1. HISTORICAL AND GENETIC APPROACHES TO UNDERSTANDING INVASION SUCCESS OF THE EUROPEAN STARLING (STURNUS VULGARIS)
- Author
-
Hofmeister, Natalie R
- Subjects
- adaptation, European starling, invasion biology, population genetics, science studies
- Abstract
How invasive species establish and spread is a central question in biology, but also one that impacts public perceptions of and engagement with those species. I use the invasive European starling (Sturnus vulgaris) as a case study to identify factors supporting its establishment and expansion in the United States, and to consider its evolutionary history in its native range. In my first chapter, I integrate recent work in the evolutionary genetics of invasive European starling populations with ecological studies over its residence in each region, identifying areas for future research. In my second chapter, I use genomic methods to reconstruct demographic history and test for natural selection in the North American invasion, and I find that starlings in North America show evidence for local adaptation despite a genetic bottleneck upon invasion.
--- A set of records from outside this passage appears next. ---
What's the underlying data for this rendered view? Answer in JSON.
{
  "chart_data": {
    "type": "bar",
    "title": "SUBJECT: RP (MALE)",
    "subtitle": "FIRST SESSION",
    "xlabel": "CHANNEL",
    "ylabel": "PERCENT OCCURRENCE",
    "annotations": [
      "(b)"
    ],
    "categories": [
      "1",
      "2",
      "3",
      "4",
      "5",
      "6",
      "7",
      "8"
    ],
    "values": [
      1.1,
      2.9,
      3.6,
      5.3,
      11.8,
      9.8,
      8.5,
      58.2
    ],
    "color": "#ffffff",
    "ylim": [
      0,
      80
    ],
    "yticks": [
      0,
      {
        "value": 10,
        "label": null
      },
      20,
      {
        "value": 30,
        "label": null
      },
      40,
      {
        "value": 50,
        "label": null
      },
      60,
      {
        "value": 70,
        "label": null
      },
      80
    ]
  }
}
In my third chapter, I compare patterns of genetic variation between the concurrent North American and Australian invasions: starling populations show remarkably high differentiation from each other on a short evolutionary timescale, and this differentiation is consistent with selection in at least a few regions of the genome. In my fourth chapter, I consider starling invasions from the perspective of science and technology studies (STS), tracing where human interference and potential biases shape both the practice of invasion science. I consider how my own genomic analyses depend on assumptions in both population genetic methods and invasion theory. Overall, this dissertation attempts to reconstruct the evolutionary history of starling invasions, with a focus on the invasion in North America.